Kalamazoo River Reopens, 23 Months after Spill, But Submerged Oil Remains

Kalamazoo River Reopens, 23 Months after Spill, But Submerged Oil Remains

The river is not yet free of the heavy oil that was spilled—Canadian diluted bitumen, or dilbit. Removing what remains submerged could take years.

By Elizabeth McGowan, InsideClimate News

About 34 miles of the Kalamazoo River in Southeastern Michigan were opened to the public Thursday, almost two years after the most expensive oil pipeline spill in U.S. history dumped more than 1 million gallons of heavy Canadian crude into an adjoining creek.

Crews have been cleaning the waterway since July 26, 2010, when a ruptured pipeline owned by Enbridge Energy Partners, the U.S. branch of Canada’s largest transporter of crude oil, was discovered in wetlands in Marshall, Mich. The Canadian crude oil, known as diluted bitumen, contaminated more than two miles of Talmadge Creek and about 36 miles of the Kalamazoo, forcing people to flee their homes because of the overpowering smells.

The cost of the cleanup has now reached at least $765 million, making it the most expensive oil pipeline spill since the government began keeping records in 1968. Enbridge is responsible for all of the cost, with most of the cost being paid by its insurance company.

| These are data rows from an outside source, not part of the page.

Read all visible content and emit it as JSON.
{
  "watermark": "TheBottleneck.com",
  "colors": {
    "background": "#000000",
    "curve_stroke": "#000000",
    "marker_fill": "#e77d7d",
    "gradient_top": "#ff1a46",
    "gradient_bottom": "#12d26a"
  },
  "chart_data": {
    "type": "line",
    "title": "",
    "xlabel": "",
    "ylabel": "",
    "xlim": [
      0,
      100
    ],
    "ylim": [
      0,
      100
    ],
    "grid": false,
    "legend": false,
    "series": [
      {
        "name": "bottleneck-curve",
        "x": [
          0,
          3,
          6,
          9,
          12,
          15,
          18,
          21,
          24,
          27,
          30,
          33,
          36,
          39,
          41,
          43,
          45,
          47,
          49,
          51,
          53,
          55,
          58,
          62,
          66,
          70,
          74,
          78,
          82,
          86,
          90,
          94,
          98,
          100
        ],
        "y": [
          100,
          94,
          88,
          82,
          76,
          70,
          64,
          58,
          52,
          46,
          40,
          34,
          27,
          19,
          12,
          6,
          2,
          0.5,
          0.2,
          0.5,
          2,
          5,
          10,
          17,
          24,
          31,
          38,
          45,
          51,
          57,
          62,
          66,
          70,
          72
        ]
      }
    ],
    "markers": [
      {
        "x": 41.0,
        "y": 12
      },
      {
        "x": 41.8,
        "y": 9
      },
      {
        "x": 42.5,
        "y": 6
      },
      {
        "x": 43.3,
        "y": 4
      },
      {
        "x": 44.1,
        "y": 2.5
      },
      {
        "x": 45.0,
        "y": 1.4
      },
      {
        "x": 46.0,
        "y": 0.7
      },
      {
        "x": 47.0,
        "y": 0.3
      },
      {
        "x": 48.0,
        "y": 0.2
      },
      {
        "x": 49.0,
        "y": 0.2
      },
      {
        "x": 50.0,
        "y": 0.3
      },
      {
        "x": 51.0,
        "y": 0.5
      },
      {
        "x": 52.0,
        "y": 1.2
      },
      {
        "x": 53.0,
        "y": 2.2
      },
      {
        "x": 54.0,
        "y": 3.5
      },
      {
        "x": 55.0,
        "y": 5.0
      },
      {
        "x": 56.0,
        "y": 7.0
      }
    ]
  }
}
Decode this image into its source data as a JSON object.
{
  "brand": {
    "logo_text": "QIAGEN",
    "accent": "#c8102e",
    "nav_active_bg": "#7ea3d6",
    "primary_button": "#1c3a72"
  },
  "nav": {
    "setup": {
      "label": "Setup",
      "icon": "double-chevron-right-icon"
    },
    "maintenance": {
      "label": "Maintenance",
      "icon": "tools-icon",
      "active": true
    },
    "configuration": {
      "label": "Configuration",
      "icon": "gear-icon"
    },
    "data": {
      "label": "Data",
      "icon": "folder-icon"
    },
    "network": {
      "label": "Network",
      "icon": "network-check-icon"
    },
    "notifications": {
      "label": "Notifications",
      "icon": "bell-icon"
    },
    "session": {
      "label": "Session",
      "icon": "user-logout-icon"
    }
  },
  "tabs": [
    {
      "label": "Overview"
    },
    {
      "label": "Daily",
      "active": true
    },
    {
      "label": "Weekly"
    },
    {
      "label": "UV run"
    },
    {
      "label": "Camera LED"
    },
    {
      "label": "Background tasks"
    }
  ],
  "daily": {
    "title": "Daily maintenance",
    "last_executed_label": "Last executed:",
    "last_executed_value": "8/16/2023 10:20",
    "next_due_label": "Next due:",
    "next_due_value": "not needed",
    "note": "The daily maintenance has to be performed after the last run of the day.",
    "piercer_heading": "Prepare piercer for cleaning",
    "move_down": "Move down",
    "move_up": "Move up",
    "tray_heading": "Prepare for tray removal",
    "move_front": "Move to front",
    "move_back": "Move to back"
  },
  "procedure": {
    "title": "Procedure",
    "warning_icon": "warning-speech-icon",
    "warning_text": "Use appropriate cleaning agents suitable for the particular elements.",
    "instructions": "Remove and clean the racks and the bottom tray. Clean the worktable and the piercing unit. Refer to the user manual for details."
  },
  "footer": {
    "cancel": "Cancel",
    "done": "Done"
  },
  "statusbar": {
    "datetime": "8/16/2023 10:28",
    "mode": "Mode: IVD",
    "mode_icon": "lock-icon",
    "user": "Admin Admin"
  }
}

With Thursday’s opening, all but a short stretch of the river known as the Morrow Lake delta is now available for recreation, according to the U.S. Environmental Protection Agency. That delta area, at the western edge of the contaminated section and near the city of Kalamazoo, remains closed to the public.

Although people can once again swim and boat on the Kalamazoo, that doesn’t mean the river is oil-free. Cleanup of the remaining oil will continue in the Morrow Lake delta and other low spots along the river bottom. EPA officials in Marshall have told InsideClimate News that removing the rest of the oil could take months or years.